Every so often when you want to archive a webpage, you notice it’s full of dynamic content and javascript which won’t easily be archived. I was recently looking to archive a matterport 3D image. This is a typical website that won’t easily save using normal web-archivers, as it relies on javascript to dynamically fetch images as you move through the 3D space.
One generic solution to capture something like this is to use a proxy in the web browser and save everything that passes through it. But most proxies only cache things for a limited time and respect headers like no-cache
1. But if the proxy would ignore that and store all requests that flow through it indefinitely, you can maybe create a “snapshot” of a website by browsing it trough this archiving proxy.
Turns out I am not the first one to come up with this idea, there are at least two tools out there which do this. The first one I tried was Proxy Offline Browser, which is a Java GUI application which does this. It worked quite well, but the free version does not do TLS/HTTPS. The Pro version is only 30 euro, but I was curious to see if there was any open-source solution that could do this.
Turns out there is, it’s called WWWOFFLEand it has a lovely compatible webpage. After some trying, I got it working, and I’ll describe rough outlines on how to get it working here. Note though, if you value your time or don’t feel like fiddling around in the terminal, I do recommend just paying 30 euro for the Proxy Offline Browser and be done with it.

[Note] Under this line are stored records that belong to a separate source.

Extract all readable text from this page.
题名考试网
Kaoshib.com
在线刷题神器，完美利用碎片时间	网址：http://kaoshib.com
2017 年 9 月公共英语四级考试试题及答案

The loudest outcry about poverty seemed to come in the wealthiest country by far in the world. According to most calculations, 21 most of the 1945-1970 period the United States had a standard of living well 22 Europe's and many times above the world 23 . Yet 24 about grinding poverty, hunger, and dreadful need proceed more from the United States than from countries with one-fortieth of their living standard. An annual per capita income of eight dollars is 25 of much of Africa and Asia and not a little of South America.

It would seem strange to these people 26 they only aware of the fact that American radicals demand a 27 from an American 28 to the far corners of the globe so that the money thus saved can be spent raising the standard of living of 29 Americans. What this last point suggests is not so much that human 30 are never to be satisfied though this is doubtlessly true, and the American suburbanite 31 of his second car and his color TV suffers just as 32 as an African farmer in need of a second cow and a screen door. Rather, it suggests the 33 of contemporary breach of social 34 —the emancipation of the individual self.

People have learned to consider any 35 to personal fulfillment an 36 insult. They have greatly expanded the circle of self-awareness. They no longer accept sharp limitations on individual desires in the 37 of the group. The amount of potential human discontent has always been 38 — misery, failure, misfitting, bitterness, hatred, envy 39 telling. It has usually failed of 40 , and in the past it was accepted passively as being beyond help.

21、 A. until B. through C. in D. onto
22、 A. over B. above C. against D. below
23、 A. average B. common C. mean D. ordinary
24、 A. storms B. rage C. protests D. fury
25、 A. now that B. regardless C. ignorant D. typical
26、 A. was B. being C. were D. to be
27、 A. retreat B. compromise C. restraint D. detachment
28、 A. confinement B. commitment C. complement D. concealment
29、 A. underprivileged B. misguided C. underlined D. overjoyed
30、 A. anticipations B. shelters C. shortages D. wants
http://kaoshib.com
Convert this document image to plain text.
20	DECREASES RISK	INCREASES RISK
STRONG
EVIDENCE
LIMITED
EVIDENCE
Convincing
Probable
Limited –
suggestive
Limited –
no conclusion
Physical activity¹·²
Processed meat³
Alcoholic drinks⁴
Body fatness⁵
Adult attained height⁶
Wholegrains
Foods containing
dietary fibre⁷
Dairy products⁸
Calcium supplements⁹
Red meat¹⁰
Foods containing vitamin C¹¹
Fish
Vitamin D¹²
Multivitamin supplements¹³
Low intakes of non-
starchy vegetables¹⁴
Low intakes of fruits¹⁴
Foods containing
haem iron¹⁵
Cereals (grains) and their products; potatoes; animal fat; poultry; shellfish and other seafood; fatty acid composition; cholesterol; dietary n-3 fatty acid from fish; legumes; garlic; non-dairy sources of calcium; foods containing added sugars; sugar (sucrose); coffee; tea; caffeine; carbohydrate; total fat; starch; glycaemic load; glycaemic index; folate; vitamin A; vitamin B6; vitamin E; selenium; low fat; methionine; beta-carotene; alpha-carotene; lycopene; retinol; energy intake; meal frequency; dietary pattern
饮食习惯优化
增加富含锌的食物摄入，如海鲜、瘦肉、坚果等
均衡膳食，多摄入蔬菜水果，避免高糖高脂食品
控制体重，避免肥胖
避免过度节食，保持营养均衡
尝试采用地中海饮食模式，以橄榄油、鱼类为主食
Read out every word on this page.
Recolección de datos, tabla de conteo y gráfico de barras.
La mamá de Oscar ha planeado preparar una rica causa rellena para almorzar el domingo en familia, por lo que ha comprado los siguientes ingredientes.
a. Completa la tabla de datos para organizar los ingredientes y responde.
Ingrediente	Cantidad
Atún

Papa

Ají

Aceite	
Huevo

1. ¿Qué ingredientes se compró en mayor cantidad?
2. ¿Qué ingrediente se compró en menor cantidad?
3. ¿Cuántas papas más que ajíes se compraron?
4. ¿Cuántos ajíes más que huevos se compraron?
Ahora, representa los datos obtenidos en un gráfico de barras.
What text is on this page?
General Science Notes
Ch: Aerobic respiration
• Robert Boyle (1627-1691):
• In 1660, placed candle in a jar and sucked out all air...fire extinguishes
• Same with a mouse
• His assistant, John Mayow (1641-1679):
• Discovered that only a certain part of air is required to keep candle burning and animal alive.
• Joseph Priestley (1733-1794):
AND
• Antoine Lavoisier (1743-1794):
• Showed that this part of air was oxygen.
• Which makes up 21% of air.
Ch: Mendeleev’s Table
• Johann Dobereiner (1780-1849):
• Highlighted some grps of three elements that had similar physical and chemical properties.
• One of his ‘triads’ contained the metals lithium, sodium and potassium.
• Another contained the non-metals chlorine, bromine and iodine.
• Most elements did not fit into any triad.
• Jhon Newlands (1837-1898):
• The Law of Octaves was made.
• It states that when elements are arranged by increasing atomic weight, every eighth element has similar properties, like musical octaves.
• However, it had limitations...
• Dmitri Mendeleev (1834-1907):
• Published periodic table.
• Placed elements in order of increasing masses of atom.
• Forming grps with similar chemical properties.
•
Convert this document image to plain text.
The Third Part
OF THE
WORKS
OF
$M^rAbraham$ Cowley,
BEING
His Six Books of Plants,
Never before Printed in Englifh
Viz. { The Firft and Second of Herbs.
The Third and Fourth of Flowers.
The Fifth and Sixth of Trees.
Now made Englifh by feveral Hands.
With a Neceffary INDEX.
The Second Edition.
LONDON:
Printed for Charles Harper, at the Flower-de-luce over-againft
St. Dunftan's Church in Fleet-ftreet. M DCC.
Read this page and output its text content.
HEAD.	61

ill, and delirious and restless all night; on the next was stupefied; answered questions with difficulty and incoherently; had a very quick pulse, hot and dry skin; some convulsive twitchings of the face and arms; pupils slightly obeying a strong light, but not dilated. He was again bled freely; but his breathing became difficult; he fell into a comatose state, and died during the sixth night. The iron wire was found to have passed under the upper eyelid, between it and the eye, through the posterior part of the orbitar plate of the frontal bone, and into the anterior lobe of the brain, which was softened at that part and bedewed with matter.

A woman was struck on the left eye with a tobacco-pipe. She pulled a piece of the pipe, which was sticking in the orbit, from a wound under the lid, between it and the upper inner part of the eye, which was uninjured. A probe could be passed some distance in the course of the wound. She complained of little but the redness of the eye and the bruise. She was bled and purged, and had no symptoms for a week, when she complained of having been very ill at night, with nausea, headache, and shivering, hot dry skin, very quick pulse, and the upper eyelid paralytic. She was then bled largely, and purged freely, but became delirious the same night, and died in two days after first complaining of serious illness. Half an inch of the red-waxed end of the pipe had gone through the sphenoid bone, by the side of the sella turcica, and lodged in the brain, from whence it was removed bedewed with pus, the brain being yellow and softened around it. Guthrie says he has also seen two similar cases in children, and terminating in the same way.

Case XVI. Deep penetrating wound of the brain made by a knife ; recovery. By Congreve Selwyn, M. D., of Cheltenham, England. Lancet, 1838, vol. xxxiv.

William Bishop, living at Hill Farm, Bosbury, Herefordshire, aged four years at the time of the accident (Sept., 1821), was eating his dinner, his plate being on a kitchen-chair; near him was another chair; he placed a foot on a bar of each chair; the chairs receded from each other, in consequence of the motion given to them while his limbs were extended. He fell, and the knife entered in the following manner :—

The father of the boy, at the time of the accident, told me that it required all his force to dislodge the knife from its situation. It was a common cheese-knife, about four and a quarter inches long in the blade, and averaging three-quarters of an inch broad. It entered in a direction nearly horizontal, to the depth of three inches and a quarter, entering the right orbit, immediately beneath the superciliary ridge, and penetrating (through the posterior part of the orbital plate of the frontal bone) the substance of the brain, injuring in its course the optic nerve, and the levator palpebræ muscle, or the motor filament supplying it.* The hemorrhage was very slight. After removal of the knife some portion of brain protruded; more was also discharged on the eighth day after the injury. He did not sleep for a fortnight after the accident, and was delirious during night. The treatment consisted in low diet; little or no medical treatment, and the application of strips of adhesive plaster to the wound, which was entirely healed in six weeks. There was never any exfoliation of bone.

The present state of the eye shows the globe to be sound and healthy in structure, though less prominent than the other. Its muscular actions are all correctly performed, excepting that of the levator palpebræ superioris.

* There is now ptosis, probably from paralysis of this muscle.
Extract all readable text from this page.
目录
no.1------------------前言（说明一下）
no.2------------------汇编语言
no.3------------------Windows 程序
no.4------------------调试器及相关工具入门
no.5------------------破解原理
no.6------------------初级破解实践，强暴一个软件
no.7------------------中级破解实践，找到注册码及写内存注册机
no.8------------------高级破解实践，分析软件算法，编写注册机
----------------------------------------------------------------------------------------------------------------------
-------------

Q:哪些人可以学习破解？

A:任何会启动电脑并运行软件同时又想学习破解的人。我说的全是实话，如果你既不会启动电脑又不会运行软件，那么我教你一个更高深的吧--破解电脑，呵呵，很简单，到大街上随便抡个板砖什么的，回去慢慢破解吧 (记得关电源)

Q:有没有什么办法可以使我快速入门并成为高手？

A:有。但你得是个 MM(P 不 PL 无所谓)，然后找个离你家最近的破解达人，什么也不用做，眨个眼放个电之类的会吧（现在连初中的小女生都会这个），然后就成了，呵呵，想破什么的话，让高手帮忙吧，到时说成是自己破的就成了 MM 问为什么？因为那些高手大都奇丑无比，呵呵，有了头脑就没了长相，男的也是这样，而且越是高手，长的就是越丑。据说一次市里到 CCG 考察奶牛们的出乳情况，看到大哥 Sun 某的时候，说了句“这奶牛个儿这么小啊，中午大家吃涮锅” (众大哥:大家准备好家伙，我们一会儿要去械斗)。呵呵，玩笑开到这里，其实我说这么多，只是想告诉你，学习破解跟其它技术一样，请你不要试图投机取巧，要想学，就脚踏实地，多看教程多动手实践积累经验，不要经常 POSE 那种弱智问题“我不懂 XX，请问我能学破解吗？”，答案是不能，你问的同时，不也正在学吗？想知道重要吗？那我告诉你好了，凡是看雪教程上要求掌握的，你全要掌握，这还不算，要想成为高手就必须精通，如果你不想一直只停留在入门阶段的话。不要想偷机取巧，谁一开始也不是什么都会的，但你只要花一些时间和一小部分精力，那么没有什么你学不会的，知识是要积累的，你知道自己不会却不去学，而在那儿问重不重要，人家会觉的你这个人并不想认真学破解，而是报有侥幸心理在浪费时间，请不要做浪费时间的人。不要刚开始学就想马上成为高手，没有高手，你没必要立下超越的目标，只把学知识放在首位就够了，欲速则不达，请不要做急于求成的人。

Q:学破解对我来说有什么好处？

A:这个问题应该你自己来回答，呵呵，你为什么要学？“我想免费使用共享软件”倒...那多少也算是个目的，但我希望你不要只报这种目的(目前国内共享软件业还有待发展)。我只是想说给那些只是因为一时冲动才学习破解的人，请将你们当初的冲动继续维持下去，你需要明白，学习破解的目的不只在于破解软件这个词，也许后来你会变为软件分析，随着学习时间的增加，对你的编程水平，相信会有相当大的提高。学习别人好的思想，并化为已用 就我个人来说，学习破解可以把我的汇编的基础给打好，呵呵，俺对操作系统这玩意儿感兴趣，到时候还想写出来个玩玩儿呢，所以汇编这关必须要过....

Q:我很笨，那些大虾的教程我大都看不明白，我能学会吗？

Steps for getting it working on OS X
First you need to download wwwoffle
source code and ensure you have GNUTLS headers and libraries, so you can use it for HTTPS.
Then compile it with
./configure --prefix=/usr/local/Cellar/wwwoffle/2.9j/ --with-gnutls=/usr/local --with-spooldir=/usr/local/var/run/wwwoffle --with-confdir=/usr/local/etc/
make
make install
Then run it
wwwoffled -c /usr/local/etc/wwwoffle.conf -d
Now there is a few more steps before you can start archiving.
First reconfigure your browser2 to use wwwoffle
as proxy. Then visit https://localhost:8080
in the browser to get to the wwwoffle
page. Using this page, you can control wwwoffle
and see what it has cached.
First, you will need to get the CA certificate, so you won’t get SSL warnings all the time. Go to http://localhost:8080/certificates/root, download and install it.
Then you need to put wwoffled
into online
mode, which you can do here http://localhost:8080/control/
Then configure wwwoffled
itself, which you can do using the built-in web-based configuration tool.
The settings to change are
http://localhost:8080/configuration/SSLOptions/enable-caching to yes
and
http://localhost:8080/configuration/SSLOptions/allow-cacheto allow-cache = *:443
That should hopefully be enough. Now try browsing some website. Then go to the control page and put wwwoffled
into offline
mode. Hopefully, you should still be able to browse the same page, using the cache.
Additionally, I had to add
CensorHeader
{
Access-Control-Allow-Origin = *
}
To http://localhost:8080/configuration/CensorHeader/no-nameto ensure AJAX3 requests worked in some cases.
If you run in to other issues, you can either start debugging or go back and cough up the money :-)
- which seems to be standard practice nowadays even for things that should definitely be cached [return]
- I recommend using another browser than your main one for this to keep things separated. On OS X I’d recommend Firefox as it keeps it’s trusted CA’s separate from the OS’s so you won’t need to have your whole computer trust the newly minted CA certificate. [return]
- yeah I’m old [return]